The panels went on with rivnuts, rubber, Sikaflex and rivnuts AGES ago. Wiring joins are tucked away neatly in junction boxes and wire is in conduit which is saddled to the roof. Pretty sure I blogged about it back then.


Next... well, lets let the photos do the talking.

Inside wiring is mostly inside the top cupboards and 'capped' with these things. It basically means we can work on stuff without ripping walls off. This stuff is from Bunnings.

Batteries have to be vented to the outside because they can produce hydrogen gas when charging. A few 5mm holes in the floor are fine according to the engineer. These batteries are good quality and are almost guaranteed not to do it. Best to be safe though! They also need to be locked down with a strong bracket (see the one on the right) and sealed so they won't leak to the inside of the caravan.

Don't ask me about wiring, I don't know. I would suggest getting wired in by an auto-elec if you don't know about this stuff. 

Regulator on the right, alternator charger on the left (not wired in yet). There is a big fuse wired in somewhere and a temp monitor too. These are protective devices to save the equipment in extreme conditions or if there is a surge. 
I may get a 240 charger at some stage and add a port to the outside... depending on if we find we need to or not. Also, I may get an inverter. At this stage, we are not planning to have one though.

Here is the remote solar monitor. You can also see the cords above the door, There ended up being more than this lot though!

Hidden by a padded head bumper thingo I made. The light under it runs on the bus' internal lighting system.

Spaghetti. This all comes into a pantry type cupboard behind my passenger seat. That circular thing on the right is a speaker. The square on the left is the monitor. The door has the switchboard set into it. 

Wiring in progress. You can see the bus bars and circuit breaker on the right hand side of the cabinet. The switch board also has a fuse for each switch. Don't forget to write everything down as you wire stuff in. I've made a wiring chart to save the frustration in later years if we need to work on the wiring again. I've laminated it and will stick it in the back of the cupboard.

As you can see, there is still space for other stuff to be added later.
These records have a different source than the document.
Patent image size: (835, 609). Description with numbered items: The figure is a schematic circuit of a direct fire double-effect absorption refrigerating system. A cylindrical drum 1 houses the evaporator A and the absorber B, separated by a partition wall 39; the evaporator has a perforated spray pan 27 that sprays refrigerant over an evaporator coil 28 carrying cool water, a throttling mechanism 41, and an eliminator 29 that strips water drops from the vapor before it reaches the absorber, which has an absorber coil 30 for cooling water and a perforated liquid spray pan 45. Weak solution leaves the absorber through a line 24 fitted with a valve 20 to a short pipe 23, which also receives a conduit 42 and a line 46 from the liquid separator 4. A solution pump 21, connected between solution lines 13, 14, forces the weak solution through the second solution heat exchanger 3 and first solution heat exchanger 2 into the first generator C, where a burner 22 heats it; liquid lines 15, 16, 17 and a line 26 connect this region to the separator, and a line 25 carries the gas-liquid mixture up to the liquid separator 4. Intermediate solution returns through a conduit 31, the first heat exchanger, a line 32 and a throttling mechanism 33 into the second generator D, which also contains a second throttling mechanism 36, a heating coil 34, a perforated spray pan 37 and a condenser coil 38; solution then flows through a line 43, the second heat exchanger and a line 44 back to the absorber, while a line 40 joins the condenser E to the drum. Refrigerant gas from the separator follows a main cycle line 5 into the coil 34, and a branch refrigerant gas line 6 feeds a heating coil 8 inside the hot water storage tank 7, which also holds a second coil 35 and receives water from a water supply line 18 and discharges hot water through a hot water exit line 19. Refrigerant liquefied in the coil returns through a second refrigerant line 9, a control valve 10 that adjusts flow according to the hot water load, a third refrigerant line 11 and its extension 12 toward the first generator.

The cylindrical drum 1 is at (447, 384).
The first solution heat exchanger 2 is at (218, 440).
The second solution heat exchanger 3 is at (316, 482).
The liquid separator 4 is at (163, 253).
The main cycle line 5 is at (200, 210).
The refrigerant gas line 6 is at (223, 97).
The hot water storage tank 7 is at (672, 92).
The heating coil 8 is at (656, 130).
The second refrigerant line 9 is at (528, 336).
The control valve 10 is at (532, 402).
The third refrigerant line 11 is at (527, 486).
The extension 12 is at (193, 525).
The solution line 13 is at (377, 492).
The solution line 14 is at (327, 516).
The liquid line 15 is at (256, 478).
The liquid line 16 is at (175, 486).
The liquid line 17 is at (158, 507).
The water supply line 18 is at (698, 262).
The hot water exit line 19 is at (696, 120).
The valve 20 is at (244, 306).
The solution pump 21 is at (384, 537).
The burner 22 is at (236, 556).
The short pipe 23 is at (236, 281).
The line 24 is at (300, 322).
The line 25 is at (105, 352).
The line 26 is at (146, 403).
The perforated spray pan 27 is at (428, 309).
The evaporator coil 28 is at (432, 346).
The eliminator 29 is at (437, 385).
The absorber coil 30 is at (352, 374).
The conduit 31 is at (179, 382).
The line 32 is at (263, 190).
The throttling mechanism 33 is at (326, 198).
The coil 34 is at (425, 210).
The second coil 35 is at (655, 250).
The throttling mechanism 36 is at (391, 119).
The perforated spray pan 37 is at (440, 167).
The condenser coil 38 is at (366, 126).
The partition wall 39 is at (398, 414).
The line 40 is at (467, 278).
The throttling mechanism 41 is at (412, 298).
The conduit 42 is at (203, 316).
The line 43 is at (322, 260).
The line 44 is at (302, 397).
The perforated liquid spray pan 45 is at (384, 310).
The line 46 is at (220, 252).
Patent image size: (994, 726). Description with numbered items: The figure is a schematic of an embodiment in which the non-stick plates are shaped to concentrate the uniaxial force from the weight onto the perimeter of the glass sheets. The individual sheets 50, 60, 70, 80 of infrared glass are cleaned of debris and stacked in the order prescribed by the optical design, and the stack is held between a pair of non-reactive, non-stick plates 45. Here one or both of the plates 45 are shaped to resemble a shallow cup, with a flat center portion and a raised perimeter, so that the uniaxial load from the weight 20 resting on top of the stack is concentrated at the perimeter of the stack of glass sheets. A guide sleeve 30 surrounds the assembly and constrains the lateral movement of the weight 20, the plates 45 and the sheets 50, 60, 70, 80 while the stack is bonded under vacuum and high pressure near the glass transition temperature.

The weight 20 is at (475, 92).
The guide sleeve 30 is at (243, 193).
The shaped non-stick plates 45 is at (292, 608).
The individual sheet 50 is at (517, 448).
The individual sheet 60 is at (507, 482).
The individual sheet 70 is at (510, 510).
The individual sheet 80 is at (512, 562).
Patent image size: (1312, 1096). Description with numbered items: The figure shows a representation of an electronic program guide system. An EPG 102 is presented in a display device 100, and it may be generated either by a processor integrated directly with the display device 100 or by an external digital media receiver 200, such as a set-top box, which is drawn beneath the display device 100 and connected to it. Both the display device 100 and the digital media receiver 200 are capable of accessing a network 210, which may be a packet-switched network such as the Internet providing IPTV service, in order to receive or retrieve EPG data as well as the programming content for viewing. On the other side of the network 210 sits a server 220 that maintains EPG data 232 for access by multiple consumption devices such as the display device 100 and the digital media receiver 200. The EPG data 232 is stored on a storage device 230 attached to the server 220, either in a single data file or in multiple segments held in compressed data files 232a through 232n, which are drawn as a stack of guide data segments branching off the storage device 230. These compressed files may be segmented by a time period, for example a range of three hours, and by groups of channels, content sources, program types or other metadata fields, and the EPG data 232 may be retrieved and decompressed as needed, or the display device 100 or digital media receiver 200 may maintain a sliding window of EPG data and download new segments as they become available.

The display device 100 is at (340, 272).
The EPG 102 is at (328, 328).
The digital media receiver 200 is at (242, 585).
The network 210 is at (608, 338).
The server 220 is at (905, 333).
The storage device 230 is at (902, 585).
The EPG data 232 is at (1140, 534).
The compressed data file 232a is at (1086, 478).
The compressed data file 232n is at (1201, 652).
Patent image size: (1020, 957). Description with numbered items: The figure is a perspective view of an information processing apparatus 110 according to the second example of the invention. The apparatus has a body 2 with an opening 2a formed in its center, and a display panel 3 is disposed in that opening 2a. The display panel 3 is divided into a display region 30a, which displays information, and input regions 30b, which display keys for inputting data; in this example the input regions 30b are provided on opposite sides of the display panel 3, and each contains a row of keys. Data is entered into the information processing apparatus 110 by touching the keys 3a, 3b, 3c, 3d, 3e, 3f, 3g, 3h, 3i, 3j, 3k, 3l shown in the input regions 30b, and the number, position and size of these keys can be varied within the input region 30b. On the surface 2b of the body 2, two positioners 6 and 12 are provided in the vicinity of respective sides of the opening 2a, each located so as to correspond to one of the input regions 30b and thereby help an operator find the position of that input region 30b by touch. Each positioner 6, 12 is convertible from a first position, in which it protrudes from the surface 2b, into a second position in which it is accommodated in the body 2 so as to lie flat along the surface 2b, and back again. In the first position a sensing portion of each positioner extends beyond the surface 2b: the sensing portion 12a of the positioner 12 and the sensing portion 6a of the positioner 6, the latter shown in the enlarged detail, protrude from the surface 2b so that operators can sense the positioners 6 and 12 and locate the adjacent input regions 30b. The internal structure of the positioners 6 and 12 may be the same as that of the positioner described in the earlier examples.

We are considering an outdoor ciga port for an additional fridge/freezer.

Somehow the spaghetti has been tamed!

Switches with the cover off, you can see the fuses. 

Time to test it out!

The fridge is working. Awesome. 

The outdoor light works!

And this one!

Bathroom is all good!

Lots of light for the kitchenette.

Bead head lights are good too!

Lets just switch them all on.

Glow in the dark. I'm pretty happy with that!